Происхождение боли - читать онлайн бесплатно полную версию книги . Страница 97

Глава СII. О разлуке

— Ты поздно вернулся. Мы тебя не дождались. Почему не спишь? — Люсьен прошёлся до окна, поигрывая поясом халата, глянул за портьеру, потом на Серого Жана, как-то по-медвежьи сидящего на покрытой постели, — О чём ты думаешь?

— О том молодом писателе, которого ты больше всех напоминаешь.

— Можешь вслух.

— … Жизнь кошмарна в своих подтасовках… Прежде чем стать моим избранником, он стал моим соперником. Одно железо рассекло оба наших сердца. Я научился понимать смысл слова «извращение», когда на его мохнатом тельце целовал чужие следы, когда, слушая его воспоминания, отсеивал роскошь его чувств, сберегая мелочь сведений о том, другом. Никогда я не спал так плохо. Я словно сидел в засаде и ждал мою добычу, а она не появлялась. Так прошло больше года. Не скажу, что я скучал: слишком сильны и разнообразны были мучения. По ночам я не мог оторваться от этого дьяволёнка, да он и сам меня не отпускал, и в те часы мы мысленно, а иногда и вслух, звали друг друга тем — чужим именем. То было даже не извращённой любовью — — извращенным взаимным убийством: мы сводили себя на нет… Он стремился присвоить жизнь того человека, чья смерть была моей единственной страстью. Он называл того своим ненавистным… Люди часто не могут разобраться в своих чувствах… Мне проще: я не задаю себе лишних вопросов. Я приучил себя называть любовью всякое влечение — так поступали древние. Один из нравственных императивов Канта: смотреть на другого не как на средство, а как на цель. Вряд ли сам философ следовал этому кредо более неуклонно, чем я… Только с тем пареньком выходило иначе. Даже глядя, как он истекает кровью, я не мог думать о нём самом… Была (и есть поныне) утешительная уверенность, что он тоже думал совсем не обо мне. Даже тогда мы принадлежали тому, третьему,… а он — нам… Решалось самое важное — кто из нас двоих отступится, подарит свою победу другому… Оставив соперника в кровавой купели в бедной брюссельской квартирке, я ушёл в город и бродил до темноты, словно где-то на улицах мог найти объяснение, что всё это значило, кто был избран, а кто отвергнут…
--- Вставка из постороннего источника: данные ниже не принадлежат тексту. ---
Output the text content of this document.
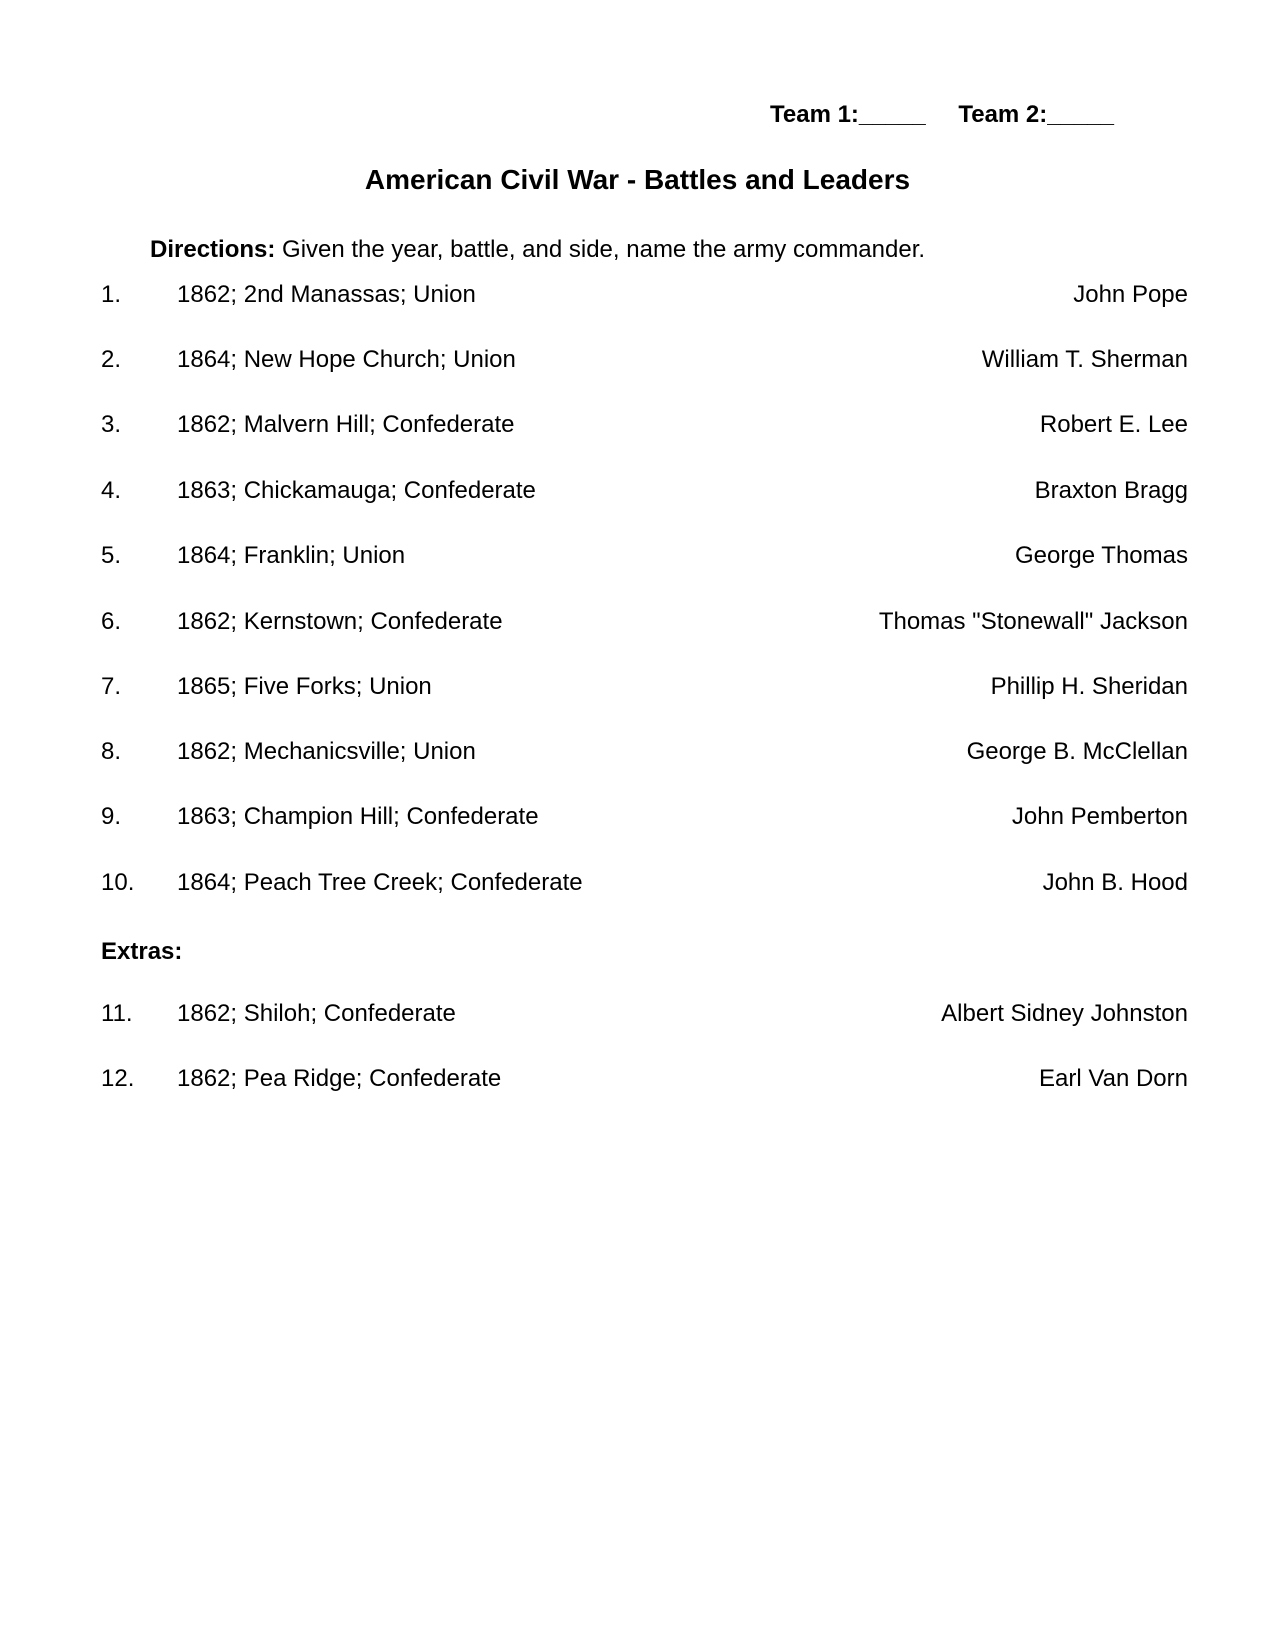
Team 1:_____ Team 2:_____
American Civil War - Battles and Leaders
Directions: Given the year, battle, and side, name the army commander.
1. 1862; 2nd Manassas; Union	John Pope
2. 1864; New Hope Church; Union	William T. Sherman
3. 1862; Malvern Hill; Confederate	Robert E. Lee
4. 1863; Chickamauga; Confederate	Braxton Bragg
5. 1864; Franklin; Union	George Thomas
6. 1862; Kernstown; Confederate	Thomas "Stonewall" Jackson
7. 1865; Five Forks; Union	Phillip H. Sheridan
8. 1862; Mechanicsville; Union	George B. McClellan
9. 1863; Champion Hill; Confederate	John Pemberton
10. 1864; Peach Tree Creek; Confederate	John B. Hood
Extras:
11. 1862; Shiloh; Confederate	Albert Sidney Johnston
12. 1862; Pea Ridge; Confederate	Earl Van Dorn
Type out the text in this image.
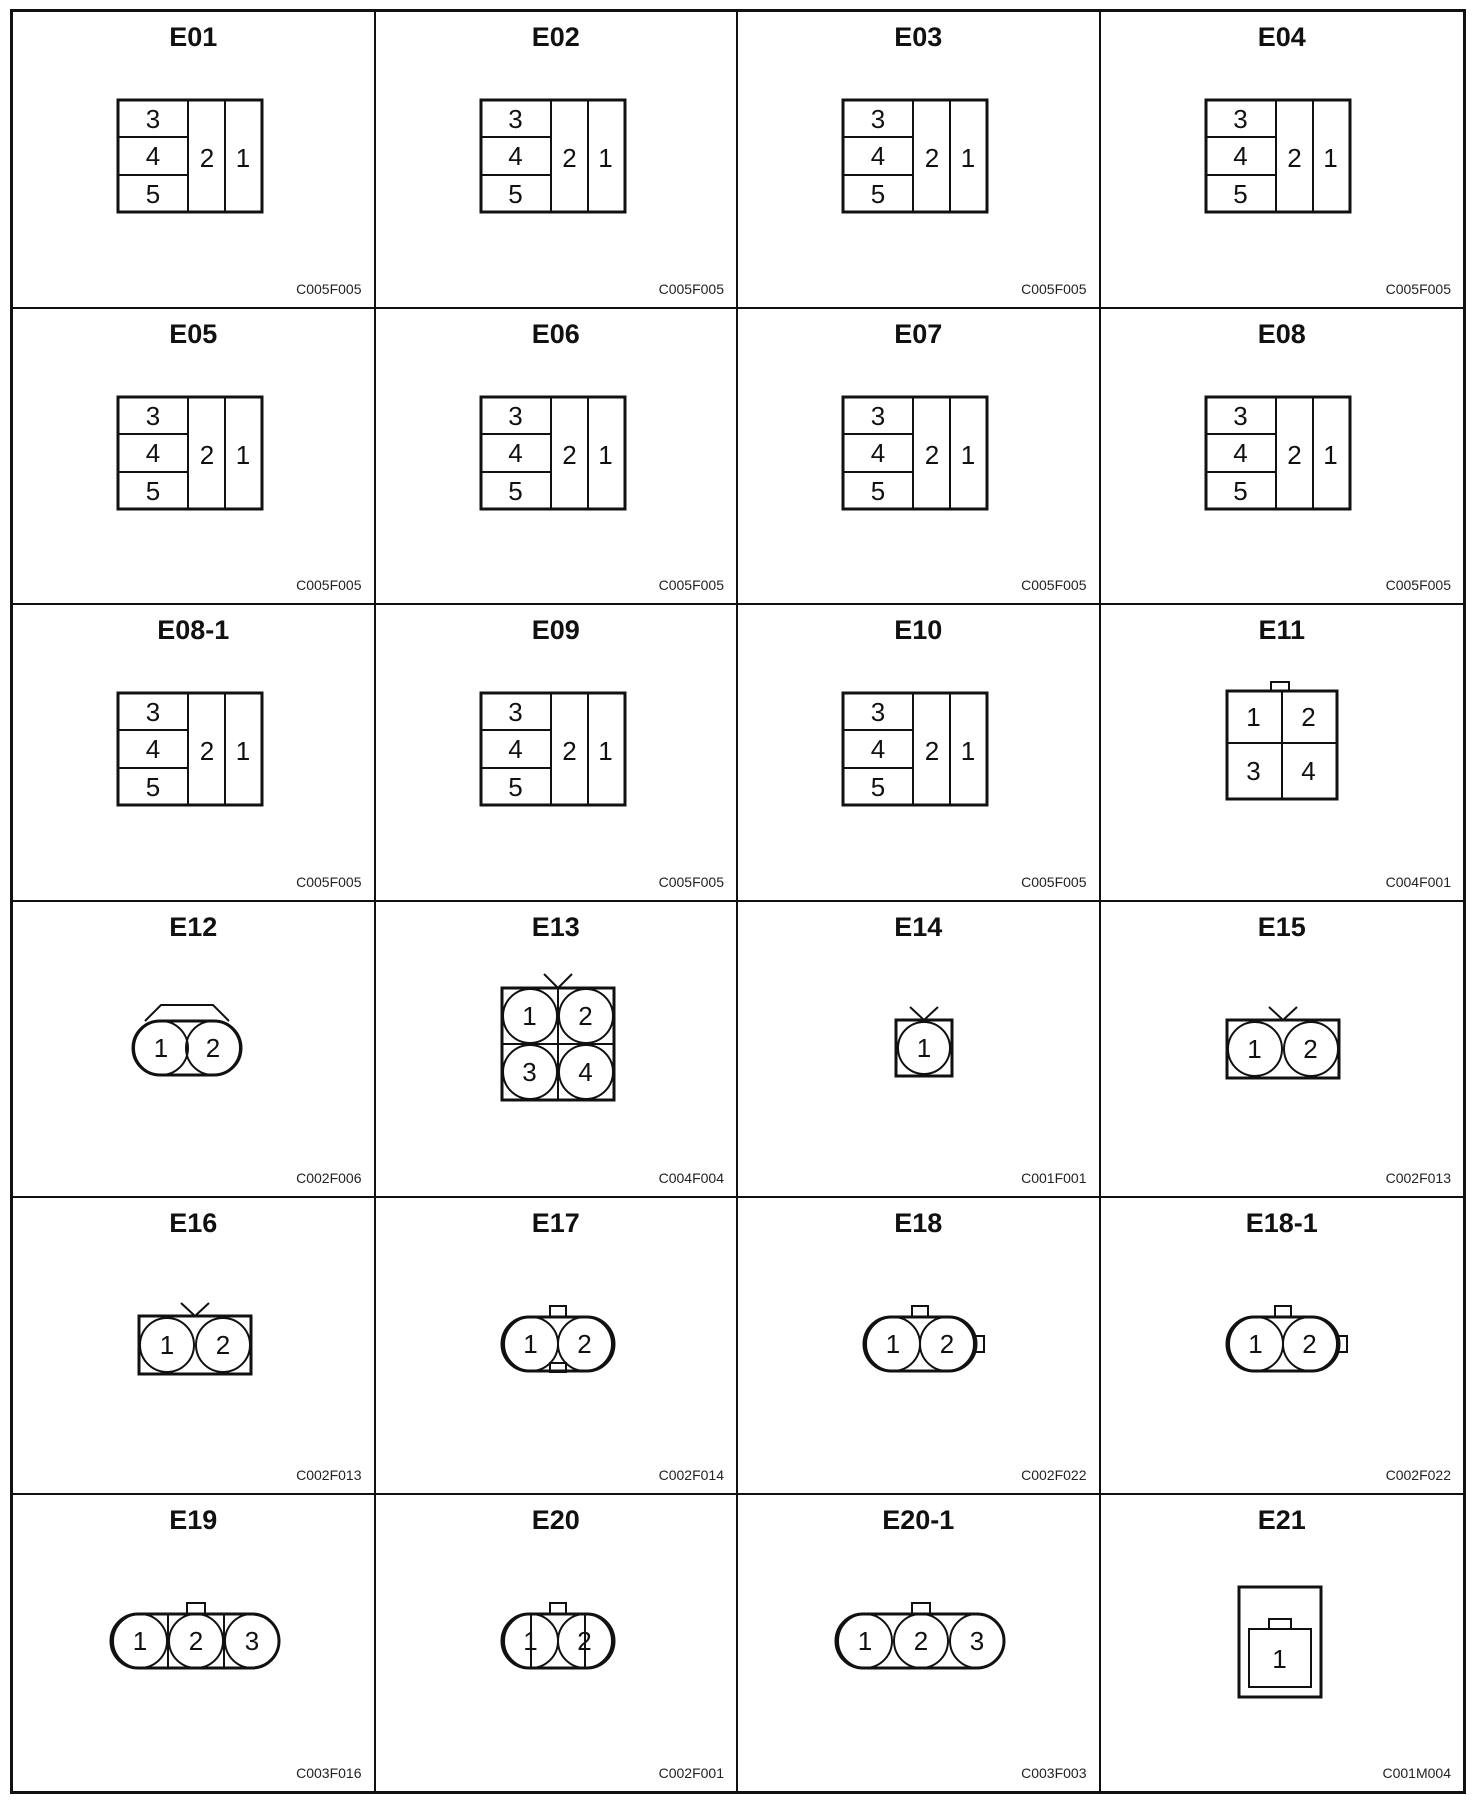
E01
C005F005
3
4
5
2 1
E02
C005F005
3
4
5
2 1
E03
C005F005
3
4
5
2 1
E04
C005F005
3
4
5
2 1
E05
C005F005
3
4
5
2 1
E06
C005F005
3
4
5
2 1
E07
C005F005
3
4
5
2 1
E08
C005F005
3
4
5
2 1
E08-1
C005F005
3
4
5
2 1
E09
C005F005
3
4
5
2 1
E10
C005F005
3
4
5
2 1
E11
C004F001
1 2
3 4
E12
C002F006
1 2
E13
C004F004
1 2
3 4
E14
C001F001
1
E15
C002F013
1 2
E16
C002F013
1 2
E17
C002F014
1 2
E18
C002F022
1 2
E18-1
C002F022
1 2
E19
C003F016
1 2 3
E20
C002F001
1 2
E20-1
C003F003
1 2 3
E21
C001M004
1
— Тоже мне задача! Ты, конечно, победил! Какое торжество может быть у мёртвого?

— Если никакого,… то что и почему в том мальчике так властно требовало смерти? Тот, кто назовёт это слабостью, не удивит меня, назвав луну своим правым ухом… Я сам вызвал полицию. Они, как всегда, констатировали самоубийство; доверчиво спросили, кто я и я ли возьму на себя расходы по похоронам. Он уже лежал на постели, мокрый, смугло-розовый от крови, спокойный и красивый. Никому не пришло в голову накрыть его лицо. Он казался ребёнком, досыпающим последние минуты в рождественское утро, когда самый долгожданный подарок ждёт на соседней подушке…
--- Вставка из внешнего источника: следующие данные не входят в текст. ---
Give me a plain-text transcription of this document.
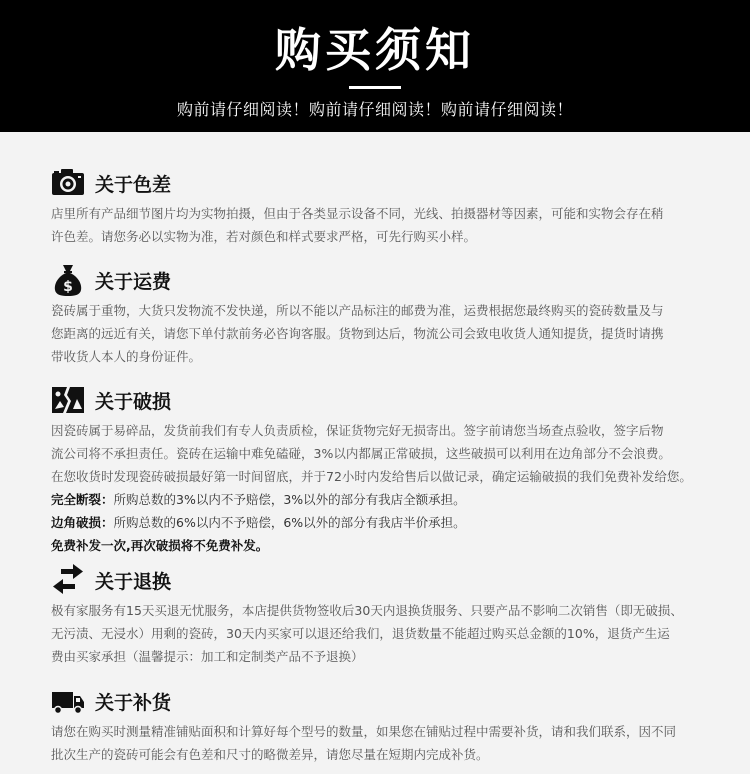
购买须知
购前请仔细阅读！购前请仔细阅读！购前请仔细阅读！
关于色差

店里所有产品细节图片均为实物拍摄，但由于各类显示设备不同，光线、拍摄器材等因素，可能和实物会存在稍

许色差。请您务必以实物为准，若对颜色和样式要求严格，可先行购买小样。

$ 关于运费

瓷砖属于重物，大货只发物流不发快递，所以不能以产品标注的邮费为准，运费根据您最终购买的瓷砖数量及与

您距离的远近有关，请您下单付款前务必咨询客服。货物到达后，物流公司会致电收货人通知提货，提货时请携

带收货人本人的身份证件。

关于破损

因瓷砖属于易碎品，发货前我们有专人负责质检，保证货物完好无损寄出。签字前请您当场查点验收，签字后物

流公司将不承担责任。瓷砖在运输中难免磕碰，3%以内都属正常破损，这些破损可以利用在边角部分不会浪费。

在您收货时发现瓷砖破损最好第一时间留底，并于72小时内发给售后以做记录，确定运输破损的我们免费补发给您。

完全断裂：所购总数的3%以内不予赔偿，3%以外的部分有我店全额承担。

边角破损：所购总数的6%以内不予赔偿，6%以外的部分有我店半价承担。

免费补发一次,再次破损将不免费补发。

关于退换

极有家服务有15天买退无忧服务，本店提供货物签收后30天内退换货服务、只要产品不影响二次销售（即无破损、

无污渍、无浸水）用剩的瓷砖，30天内买家可以退还给我们，退货数量不能超过购买总金额的10%，退货产生运

费由买家承担（温馨提示：加工和定制类产品不予退换）

关于补货

请您在购买时测量精准铺贴面积和计算好每个型号的数量，如果您在铺贴过程中需要补货，请和我们联系，因不同

批次生产的瓷砖可能会有色差和尺寸的略微差异，请您尽量在短期内完成补货。
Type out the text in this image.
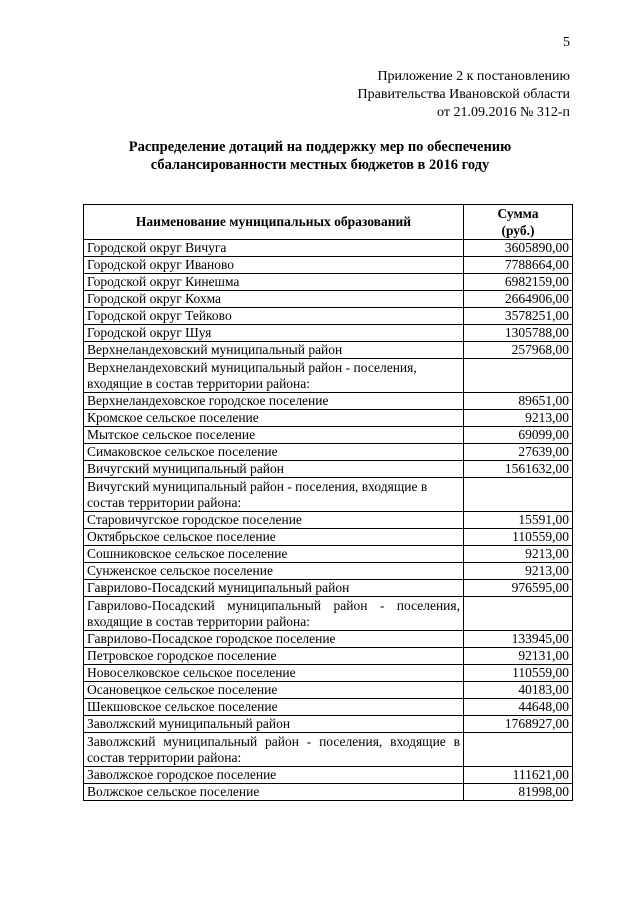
5
Приложение 2 к постановлению
Правительства Ивановской области
от 21.09.2016 № 312-п
Распределение дотаций на поддержку мер по обеспечению
сбалансированности местных бюджетов в 2016 году
Наименование муниципальных образований	Сумма
(руб.)

Городской округ Вичуга	3605890,00
Городской округ Иваново	7788664,00
Городской округ Кинешма	6982159,00
Городской округ Кохма	2664906,00
Городской округ Тейково	3578251,00
Городской округ Шуя	1305788,00
Верхнеландеховский муниципальный район	257968,00
Верхнеландеховский муниципальный район - поселения, входящие в состав территории района:	
Верхнеландеховское городское поселение	89651,00
Кромское сельское поселение	9213,00
Мытское сельское поселение	69099,00
Симаковское сельское поселение	27639,00
Вичугский муниципальный район	1561632,00
Вичугский муниципальный район - поселения, входящие в состав территории района:	
Старовичугское городское поселение	15591,00
Октябрьское сельское поселение	110559,00
Сошниковское сельское поселение	9213,00
Сунженское сельское поселение	9213,00
Гаврилово-Посадский муниципальный район	976595,00
Гаврилово-Посадский муниципальный район - поселения, входящие в состав территории района:	
Гаврилово-Посадское городское поселение	133945,00
Петровское городское поселение	92131,00
Новоселковское сельское поселение	110559,00
Осановецкое сельское поселение	40183,00
Шекшовское сельское поселение	44648,00
Заволжский муниципальный район	1768927,00
Заволжский муниципальный район - поселения, входящие в состав территории района:	
Заволжское городское поселение	111621,00
Волжское сельское поселение	81998,00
— Ну, а сейчас-то к чему эти воспоминания?

Серый Жан приподнял голову:

— Да так… Знаешь,… я нашёл… твоего…

— Растиньяка!?… Эа! Это он тебя так разукрасил?

— Почему ты хочешь его убить?

— Я сто раз тебе объяснял: он — собрание и олицетворение всех парижских мерзостей!..

— Ты видел его глаза? слушал его речи? Клянусь обеими руками: это самая нездешняя душа! Ты в нём ошибся. Откажись…

— Нет!!! Я готов помиловать всех этих раззолоченных сучек, всю свору продажных строчил и живодёров-процентщиков, но его — НИКОГДА!!!

— Второй раз в жизни я кого-то недооценил…

— Третий! Ты меня недооцениваешь!..

— Он — последний,… — промолвил англичанин и снова отвёл глаза.

Люсьен понял, что больше для него не существует.